The majority of men that I met were polite and a bit sceptical as to why I was there. They wondered why I was interested and whether I could do anything to help them? They were right to ask the question, but I was amazed at the fluency at which they could ask the question, and the generosity with which they pressed cups of tea in to my hand, NATO standard of course (If you don’t know what that means look it up here)
And so to the shops. Why were there shops and restaurants there? The Ashram Kitchen aside, which is run by westerners, all the shops and restaurants have been set up by the inhabitants of the camp. As well as meting a need for fresh food and some where to meet, one of the shopkeepers, a baker, told me that he set up his shop because he was bored. He had a managerial job at home and wanted to keep his brain active. He did what I would probably have done if I was in that situation, he tried to deal with his boredom and frustration with activity. His bread came highly recommended by the others I spoke to.
What does this mean?
When I was driving home, I found I could smell the camp on my hands. I had shaken hands with so many people that it had left a mark on me. I could smell the sweet smell of latrine disinfectant, shit, wood smoke, mens’ sweat, dirt and a sense of homelessness. When I sat on my sofa I realised that my clothes smelt the same. In just a short few hours I had become part of the camp, or so it seemed. I know that I have been left with a sense of deep confusion as to what my own reaction to the camp should be and whether, for the sake of humanity, the UK should let these people come in. I know that the people I met would not seem out of place in the high street of any average English town or even possibly a Scottish town. Many of the men I met certainly spoke better English than that I hear spoken by the year 10 girls from my children’s local secondary school.

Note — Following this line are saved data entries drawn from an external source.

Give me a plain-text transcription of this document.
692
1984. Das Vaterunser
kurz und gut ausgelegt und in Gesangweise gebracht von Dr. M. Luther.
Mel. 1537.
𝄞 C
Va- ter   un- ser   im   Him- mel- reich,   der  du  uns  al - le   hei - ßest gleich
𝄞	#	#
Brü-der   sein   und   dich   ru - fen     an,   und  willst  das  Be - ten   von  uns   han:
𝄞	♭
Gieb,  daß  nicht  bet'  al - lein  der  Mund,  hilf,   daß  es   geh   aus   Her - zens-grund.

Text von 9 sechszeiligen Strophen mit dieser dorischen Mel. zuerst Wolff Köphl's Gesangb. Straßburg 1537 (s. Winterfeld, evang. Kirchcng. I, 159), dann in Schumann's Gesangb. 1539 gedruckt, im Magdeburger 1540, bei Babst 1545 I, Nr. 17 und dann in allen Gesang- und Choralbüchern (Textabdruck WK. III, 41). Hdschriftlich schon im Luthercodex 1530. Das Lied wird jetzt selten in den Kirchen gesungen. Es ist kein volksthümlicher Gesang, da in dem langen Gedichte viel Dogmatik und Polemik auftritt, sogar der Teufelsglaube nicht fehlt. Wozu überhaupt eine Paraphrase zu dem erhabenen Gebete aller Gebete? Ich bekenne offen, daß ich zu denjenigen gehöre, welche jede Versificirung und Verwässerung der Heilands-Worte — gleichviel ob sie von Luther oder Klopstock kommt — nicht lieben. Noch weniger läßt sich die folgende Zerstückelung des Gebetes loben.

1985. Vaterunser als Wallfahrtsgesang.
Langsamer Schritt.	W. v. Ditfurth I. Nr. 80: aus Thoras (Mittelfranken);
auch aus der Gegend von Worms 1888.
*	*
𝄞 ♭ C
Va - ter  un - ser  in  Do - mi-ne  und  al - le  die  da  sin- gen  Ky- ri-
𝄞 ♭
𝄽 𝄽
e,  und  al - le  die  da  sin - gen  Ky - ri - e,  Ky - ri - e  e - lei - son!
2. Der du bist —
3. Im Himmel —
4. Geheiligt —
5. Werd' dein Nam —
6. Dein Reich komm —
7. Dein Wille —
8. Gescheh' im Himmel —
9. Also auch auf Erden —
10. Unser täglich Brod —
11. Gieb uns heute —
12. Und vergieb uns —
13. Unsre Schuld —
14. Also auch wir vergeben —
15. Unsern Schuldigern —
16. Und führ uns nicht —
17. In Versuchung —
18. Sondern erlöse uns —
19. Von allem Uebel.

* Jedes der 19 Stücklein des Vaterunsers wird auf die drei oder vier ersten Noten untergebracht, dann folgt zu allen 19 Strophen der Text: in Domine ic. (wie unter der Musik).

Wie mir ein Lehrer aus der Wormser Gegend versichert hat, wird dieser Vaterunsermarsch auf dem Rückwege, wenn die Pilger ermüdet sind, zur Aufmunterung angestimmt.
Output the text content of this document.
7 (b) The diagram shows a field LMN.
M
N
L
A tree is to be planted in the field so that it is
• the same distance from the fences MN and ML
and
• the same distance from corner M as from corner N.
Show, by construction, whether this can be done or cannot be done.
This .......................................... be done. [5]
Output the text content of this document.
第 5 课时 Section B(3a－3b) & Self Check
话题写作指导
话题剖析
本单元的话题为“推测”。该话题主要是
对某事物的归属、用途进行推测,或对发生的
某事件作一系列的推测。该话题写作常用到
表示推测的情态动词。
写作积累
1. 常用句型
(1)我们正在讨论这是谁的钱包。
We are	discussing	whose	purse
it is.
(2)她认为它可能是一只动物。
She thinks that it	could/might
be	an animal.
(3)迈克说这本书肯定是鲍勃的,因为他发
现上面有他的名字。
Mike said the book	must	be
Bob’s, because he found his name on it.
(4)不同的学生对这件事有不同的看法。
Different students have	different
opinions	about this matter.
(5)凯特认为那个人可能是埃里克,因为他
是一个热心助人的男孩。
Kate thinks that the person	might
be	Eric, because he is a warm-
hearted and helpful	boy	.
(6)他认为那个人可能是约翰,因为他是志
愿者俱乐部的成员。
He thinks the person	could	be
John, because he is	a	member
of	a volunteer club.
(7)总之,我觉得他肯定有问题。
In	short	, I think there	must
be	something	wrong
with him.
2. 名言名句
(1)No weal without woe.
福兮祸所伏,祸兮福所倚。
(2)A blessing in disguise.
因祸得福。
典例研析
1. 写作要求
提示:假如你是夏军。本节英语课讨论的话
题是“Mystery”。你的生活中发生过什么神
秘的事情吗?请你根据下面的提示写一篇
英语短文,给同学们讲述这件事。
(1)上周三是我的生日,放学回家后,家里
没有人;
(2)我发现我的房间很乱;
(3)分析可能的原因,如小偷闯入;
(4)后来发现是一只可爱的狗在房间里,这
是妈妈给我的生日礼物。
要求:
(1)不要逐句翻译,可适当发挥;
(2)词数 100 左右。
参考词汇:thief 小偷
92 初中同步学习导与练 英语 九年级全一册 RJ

In fact I do know what this means.
The camp is a blot on our humanity. It is a reproach to European nations that claim to stand for human rights yet refuse to accept that these people and those like them getting in rickety boats in Libya this morning are not fleeing their lands because they want to.
The camp is made up of bright, resourceful, determined and hopeful people who will be an asset for any country that will have them.
The camp is disgusting and I wish that the Nigel Farage’s and Boris Johnsons of this world would come with me on my next trip.
What I don’t know
What I don’t know is what my own and my town’s reaction to this should be. I am only a photographer, a student, a father, a businessmen, a husband, a man – what can I do?